The financial services industry has had a long love affair with commissions, as well as the investment and insurance products that are associated with them. In the past it may have seemed that a persons options were limited if they were unwilling to pay someone, somewhere, a commission. Those days are over, period. The availability of discount online brokers (eg: Scottrade) aside, the focus here is to demonstrate how in most situations the fee-only compensation method is better in the long run.
One of the hardest things to achieve with commission products is no conflict of interest. Simply put, could the advisor benefit from selling you investment A over investment B, even if B is better suited to you? Aligning the advisors motives with your goals is the key to an honest and beneficial relationship. The way this can be done is by making sure of two things, one...the advisor needs be open about any and all fee's or compensation that will be incurred and the services that will be provided in exchange. Two... this is your part and its simple, just be open about what you want out of working with the advisor and be sure to answer his/her questions honestly. Where the difficulty begins is making sure that the advisor is more concerned about your particular needs than how todays sale will affect his/her bank account!
The solution to this is to remove all that "behind the scenes" money and focus on providing a valuable service for a fair price versus just closing a sale. Through the fee-only compensation method this is usually done in one of four ways: 1.) a fee is charged based on a percentage of assets under management 2.) a flat fee is charged for a specific service 3.) the advisor charges an hourly rate for services 4.) the client pays an annual fee to retain the advisors services. Each of these methods is best suited for different people, based on the level of assets as well as what exactly they need accomplished. I will give a brief summary of each methods' benefits and drawbacks.
Charging a fee based on the assets under managed is probably the most common and could be considered an entry into the fee-only pricing model. This method ties in well with investment management because as the the clients assets hopefully increase in value, the advisor receives
greater compensation. Fee's can range from 0.5-2.50% based on a scale that gives larger dollar amounts a price break. There can be a wide range in what is provided with this fee, sometimes basic financial planning is included as a bonus along with many other possibilities.
This method is best suited for larger dollar amounts as there may be minimum required asset levels. A possible downside is that when performing comprehensive financial planning it is necessary to look at a clients whole financial picture. There is the potential for an advisor to put a greater emphasis on investing in order to increase his/her revenue, when for example, it may be best for the client to pay down high interest debt.
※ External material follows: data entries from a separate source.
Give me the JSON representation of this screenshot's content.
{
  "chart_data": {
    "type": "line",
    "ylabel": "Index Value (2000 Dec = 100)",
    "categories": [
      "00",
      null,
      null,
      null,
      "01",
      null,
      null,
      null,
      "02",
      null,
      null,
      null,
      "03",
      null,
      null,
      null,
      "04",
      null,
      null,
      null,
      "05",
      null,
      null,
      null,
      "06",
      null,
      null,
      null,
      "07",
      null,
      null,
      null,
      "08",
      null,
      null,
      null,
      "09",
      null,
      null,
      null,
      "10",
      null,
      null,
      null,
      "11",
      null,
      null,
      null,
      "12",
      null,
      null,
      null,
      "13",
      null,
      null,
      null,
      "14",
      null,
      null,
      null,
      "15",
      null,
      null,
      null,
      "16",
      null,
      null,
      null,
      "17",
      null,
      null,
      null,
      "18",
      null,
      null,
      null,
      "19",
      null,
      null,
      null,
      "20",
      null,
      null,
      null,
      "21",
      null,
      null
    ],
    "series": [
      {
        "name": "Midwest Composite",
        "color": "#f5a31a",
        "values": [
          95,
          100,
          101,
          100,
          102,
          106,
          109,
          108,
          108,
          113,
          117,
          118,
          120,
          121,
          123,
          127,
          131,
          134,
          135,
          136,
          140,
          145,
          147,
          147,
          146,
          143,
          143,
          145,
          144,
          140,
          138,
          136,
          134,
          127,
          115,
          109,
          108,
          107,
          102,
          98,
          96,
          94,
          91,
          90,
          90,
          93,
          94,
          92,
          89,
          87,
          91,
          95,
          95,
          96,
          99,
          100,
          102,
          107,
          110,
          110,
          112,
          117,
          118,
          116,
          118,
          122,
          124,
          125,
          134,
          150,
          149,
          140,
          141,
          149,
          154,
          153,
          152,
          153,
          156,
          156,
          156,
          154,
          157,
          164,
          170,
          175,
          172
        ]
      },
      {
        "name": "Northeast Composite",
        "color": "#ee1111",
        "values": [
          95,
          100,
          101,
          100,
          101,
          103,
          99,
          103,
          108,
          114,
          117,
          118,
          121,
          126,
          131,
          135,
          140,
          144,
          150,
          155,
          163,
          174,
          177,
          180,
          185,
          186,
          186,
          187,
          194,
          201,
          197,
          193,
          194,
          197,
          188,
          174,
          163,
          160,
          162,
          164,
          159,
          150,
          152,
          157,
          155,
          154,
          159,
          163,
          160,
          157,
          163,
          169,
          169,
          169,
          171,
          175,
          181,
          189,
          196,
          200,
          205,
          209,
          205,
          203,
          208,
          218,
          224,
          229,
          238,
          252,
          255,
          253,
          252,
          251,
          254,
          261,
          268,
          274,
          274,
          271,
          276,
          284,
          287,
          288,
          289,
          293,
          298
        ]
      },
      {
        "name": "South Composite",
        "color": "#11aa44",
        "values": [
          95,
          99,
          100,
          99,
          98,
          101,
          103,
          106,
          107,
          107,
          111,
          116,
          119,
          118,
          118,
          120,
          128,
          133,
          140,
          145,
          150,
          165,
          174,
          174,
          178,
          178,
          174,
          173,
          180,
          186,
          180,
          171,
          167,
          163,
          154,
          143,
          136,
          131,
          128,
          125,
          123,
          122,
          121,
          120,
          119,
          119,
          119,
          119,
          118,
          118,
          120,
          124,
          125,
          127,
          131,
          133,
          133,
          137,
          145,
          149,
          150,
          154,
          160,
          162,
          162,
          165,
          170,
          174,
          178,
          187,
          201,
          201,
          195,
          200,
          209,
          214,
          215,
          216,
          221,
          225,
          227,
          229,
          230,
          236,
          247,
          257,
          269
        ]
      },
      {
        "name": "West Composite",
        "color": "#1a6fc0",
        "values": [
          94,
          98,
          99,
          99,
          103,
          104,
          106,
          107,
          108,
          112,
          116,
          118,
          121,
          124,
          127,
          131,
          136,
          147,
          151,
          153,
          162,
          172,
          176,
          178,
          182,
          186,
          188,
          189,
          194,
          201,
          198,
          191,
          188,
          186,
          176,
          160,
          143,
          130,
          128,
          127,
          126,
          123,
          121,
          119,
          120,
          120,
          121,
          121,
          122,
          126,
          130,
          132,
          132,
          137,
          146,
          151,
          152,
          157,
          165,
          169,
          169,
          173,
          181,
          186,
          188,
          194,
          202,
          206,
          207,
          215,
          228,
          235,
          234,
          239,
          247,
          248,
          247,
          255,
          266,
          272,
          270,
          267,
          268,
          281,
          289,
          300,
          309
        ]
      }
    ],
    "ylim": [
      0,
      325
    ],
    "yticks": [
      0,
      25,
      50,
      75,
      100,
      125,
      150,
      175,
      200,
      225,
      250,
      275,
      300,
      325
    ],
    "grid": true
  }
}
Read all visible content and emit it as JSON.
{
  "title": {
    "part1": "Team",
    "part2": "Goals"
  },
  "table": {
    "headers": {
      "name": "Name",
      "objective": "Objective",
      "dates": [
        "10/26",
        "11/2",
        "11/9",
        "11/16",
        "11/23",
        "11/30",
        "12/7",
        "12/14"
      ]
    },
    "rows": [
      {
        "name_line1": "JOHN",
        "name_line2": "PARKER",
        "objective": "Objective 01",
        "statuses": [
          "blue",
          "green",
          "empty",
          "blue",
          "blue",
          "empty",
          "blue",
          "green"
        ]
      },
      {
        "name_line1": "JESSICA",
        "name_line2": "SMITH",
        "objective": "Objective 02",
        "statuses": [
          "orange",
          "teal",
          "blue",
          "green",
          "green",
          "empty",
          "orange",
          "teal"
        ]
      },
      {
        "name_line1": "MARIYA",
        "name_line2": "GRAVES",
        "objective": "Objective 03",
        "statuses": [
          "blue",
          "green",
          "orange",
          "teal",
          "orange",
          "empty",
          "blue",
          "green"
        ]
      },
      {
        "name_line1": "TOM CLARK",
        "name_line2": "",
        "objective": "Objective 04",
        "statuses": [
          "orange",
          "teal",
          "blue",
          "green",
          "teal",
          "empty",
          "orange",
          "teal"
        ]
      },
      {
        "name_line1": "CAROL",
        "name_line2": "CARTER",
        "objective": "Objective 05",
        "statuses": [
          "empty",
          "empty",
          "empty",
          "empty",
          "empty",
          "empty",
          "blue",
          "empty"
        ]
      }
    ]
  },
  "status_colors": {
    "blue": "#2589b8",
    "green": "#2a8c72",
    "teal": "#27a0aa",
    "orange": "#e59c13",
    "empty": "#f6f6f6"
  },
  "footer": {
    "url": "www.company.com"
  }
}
The second method is what I like to call "fee-for-service". As the name suggests, this fee is charged for performing a specific service such as a basic financial plan. This is a one time fee that is ideal for those individuals that would like the input and guidance of a professional, but prefer to do any ongoing monitoring themselves. It is also suited for those with smaller dollar amounts or in conjunction with investment management.
In fee-only financial planning the remaining two pricing options are less common, but certainly have their uses. Paying an hourly fee to an advisor can be useful if basic services are required that might no warrant paying for a full financial plan. On the other hand, this option may be required if a particular plan is very involved and requires work above the initial amount. The final method of paying a retainer fee is usually reserved for those who have large asset levels and request an all encompassing "financial coach". In these situations, the advisor could upon request, sit in on meetings with the clients other professionals such as accountants or attorneys to provide guidance on any relevant issues.
It is important to understand that each of the methods outlined can be right for some and wrong for others. Where the answer lies is a compromise between service, price, and comfort level.
When finding a financial advisor, the keyword is trust. You may have noticed a few references to relationships throughout the article, well this wasn't an accident. Working with a financial professional is exactly that... a relationship. It may not be a romantic one, but it doesn't have to be a dysfunctional one either!